Diogenes Laertius, 8.21 (Lives of the Sophists)

“Hieronymos says that when Pythagoras went down into Hades he saw the ghost of Hesiod bound to a bronze pillar, squeaking, and that Homer’s ghost was hanging from a tree surrounded by snakes. They were being punished for the things they said about the gods. And in addition he saw men who were not willing to have sex with their own wives. This is the reason, that Pythagoras was honored by the inhabitants of Croton. Aristippos of Cyrene in his work Peri Physiologoi says that Pythagoras was given his name because he spoke the truth publically [agoreuô] no less than the Pythian oracle.”

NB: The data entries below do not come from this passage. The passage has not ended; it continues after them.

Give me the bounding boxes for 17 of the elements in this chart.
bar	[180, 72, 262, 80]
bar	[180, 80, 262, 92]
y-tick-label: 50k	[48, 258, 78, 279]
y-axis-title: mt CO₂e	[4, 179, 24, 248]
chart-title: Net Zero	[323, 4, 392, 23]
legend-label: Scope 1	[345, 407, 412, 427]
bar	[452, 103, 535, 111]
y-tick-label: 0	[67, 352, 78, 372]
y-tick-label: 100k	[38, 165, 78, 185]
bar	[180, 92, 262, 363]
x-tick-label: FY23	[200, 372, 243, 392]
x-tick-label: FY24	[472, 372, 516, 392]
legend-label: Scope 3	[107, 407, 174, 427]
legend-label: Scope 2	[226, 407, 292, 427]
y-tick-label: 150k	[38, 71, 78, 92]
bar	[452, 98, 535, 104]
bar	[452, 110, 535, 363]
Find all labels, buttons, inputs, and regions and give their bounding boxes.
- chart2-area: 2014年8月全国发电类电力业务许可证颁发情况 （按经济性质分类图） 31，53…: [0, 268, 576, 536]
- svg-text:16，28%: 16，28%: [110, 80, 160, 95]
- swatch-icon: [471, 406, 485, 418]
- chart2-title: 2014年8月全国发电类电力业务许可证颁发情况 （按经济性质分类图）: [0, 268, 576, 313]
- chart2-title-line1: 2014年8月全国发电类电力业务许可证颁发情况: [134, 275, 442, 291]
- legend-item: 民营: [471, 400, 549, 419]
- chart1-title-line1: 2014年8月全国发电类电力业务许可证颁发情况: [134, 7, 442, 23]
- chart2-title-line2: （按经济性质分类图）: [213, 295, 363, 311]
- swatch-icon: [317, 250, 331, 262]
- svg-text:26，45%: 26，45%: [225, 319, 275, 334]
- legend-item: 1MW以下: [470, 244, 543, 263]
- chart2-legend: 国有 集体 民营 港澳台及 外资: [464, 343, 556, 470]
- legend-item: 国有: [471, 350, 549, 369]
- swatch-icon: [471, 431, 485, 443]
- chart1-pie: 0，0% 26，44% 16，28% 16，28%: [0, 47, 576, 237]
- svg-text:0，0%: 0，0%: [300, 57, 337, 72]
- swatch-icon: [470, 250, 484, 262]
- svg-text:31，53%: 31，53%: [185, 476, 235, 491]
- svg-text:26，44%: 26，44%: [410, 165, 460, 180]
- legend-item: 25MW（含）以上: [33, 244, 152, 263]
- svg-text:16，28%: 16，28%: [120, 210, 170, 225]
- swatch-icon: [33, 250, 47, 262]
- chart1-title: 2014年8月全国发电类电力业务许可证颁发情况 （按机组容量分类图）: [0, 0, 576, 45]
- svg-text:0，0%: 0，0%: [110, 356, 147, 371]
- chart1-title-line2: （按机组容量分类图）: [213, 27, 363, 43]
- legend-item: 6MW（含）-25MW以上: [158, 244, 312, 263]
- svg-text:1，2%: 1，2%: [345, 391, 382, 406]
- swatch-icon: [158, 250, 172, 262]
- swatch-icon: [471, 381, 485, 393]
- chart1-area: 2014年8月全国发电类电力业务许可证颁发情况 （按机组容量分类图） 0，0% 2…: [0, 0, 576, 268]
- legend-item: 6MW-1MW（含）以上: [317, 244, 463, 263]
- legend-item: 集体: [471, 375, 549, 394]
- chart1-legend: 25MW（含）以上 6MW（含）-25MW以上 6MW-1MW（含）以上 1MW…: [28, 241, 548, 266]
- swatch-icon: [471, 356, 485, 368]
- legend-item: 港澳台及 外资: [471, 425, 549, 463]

φησὶ δ’ ῾Ιερώνυμος (Hiller xxii) κατελθόντα αὐτὸν εἰς ᾅδου τὴν μὲν ῾Ησιόδου ψυχὴν ἰδεῖν πρὸς κίονι χαλκῷ δεδεμένην καὶ τρίζουσαν, τὴν δ’ ῾Ομήρου κρεμαμένην ἀπὸ δένδρου καὶ ὄφεις περὶ αὐτὴν ἀνθ’ ὧν εἶπον περὶ θεῶν, κολαζομένους δὲ καὶ τοὺς μὴ θέλοντας συνεῖναι ταῖς ἑαυτῶν γυναιξί· καὶ δὴ καὶ διὰ τοῦτο τιμηθῆναι  ὑπὸ τῶν ἐν Κρότωνι. φησὶ δ’ ᾿Αρίστιππος ὁ Κυρηναῖος ἐν τῷ Περὶ φυσιολόγων Πυθαγόραν αὐτὸν ὀνομασθῆναι ὅτι τὴν ἀλήθειαν ἠγόρευεν οὐχ ἧττον τοῦ Πυθίου.

2 thoughts on “Flogging Homer

  1. The Heraclitus fragment made me think of that scene from A Confederacy of Dunces, in which Ignatius is watching a pop-music/dancing program on TV:

    “Oh, my God!” Ignatius bellowed from the front of the house. “What an egregious insult to
    good taste.”
    […]
    “The children on that program should all be gassed,” Ignatius said as he strode into the kitchen
    in his nightshirt. Then he noticed the guest and said coldly, “Oh.”